Re: 11365 - Copying DNA

Posted: Thu Oct 10, 2013 1:50 am
by alofa
why is the following test case returning 5.

Code: Select all

1
ACGT
AAACTTCAAAA

Re: 11365 - Copying DNA

Posted: Thu Oct 10, 2013 11:49 pm
by brianfry713

Code: Select all

S=ACGT

Get ......CA... by copying and reversing "AC" from S.
Get .....TCA... by copying "T" from S.
Get .....TCAA.. by copying "A" from S.
Get .....TCAAAA by copying "AA" from the partial T.
Get AAACTTCAAAA by copying and reversing "TCAAA" from the partial T.

Re: 11365 - Copying DNA

Posted: Thu Jul 03, 2014 4:19 pm
by red_apricot
My code outputs 3 for the following two cases

Code: Select all

2
AGCAT
ACACCACAT
AGCCAT
ACACCACAT
Since the source string S of the second case is richer than that of the first case, my output does make sense.
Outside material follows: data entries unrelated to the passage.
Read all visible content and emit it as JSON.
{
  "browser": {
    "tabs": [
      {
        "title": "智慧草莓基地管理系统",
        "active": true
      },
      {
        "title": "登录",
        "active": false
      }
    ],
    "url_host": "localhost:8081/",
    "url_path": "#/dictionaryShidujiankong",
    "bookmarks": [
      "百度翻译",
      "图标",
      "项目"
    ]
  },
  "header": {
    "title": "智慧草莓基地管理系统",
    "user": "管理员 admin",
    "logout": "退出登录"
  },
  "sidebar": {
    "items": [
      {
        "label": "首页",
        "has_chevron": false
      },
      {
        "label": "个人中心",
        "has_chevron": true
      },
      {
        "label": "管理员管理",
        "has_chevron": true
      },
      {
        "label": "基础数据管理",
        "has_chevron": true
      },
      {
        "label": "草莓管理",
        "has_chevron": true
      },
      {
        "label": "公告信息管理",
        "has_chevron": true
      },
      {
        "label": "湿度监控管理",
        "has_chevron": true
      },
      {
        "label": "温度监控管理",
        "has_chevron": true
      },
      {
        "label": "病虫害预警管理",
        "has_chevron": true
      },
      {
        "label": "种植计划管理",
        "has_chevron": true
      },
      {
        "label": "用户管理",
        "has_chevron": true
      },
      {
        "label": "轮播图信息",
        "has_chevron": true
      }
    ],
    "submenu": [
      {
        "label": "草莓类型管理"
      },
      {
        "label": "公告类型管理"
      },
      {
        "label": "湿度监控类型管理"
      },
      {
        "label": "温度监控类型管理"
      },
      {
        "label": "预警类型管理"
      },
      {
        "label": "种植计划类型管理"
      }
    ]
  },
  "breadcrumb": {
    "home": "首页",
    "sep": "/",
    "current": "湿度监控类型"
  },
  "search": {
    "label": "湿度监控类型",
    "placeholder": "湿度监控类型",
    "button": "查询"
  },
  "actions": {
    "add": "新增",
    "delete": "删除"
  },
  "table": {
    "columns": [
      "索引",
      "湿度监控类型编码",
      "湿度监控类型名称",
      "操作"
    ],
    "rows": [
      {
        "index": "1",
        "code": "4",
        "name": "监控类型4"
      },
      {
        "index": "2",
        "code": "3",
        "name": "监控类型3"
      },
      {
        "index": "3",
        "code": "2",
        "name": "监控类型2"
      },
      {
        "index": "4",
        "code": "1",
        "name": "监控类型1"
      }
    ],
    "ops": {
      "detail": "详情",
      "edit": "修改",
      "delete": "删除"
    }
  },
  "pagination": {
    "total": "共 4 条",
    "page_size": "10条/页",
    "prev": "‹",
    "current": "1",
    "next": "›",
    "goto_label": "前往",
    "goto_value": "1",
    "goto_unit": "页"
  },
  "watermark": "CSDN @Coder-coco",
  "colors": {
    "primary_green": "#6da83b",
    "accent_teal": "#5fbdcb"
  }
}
Still, uvatoolkit.com replies "3 4".
My code gets WA. How come?

EDIT: On my way to the MWE I found that uvatoolkit's output for the following is also "3 4"...

Code: Select all

2
CAT
ACACCACAT
CCAT
ACACCACAT
EDIT: Got AC now with a BFS. i.e. the judges' data does not contain such cases.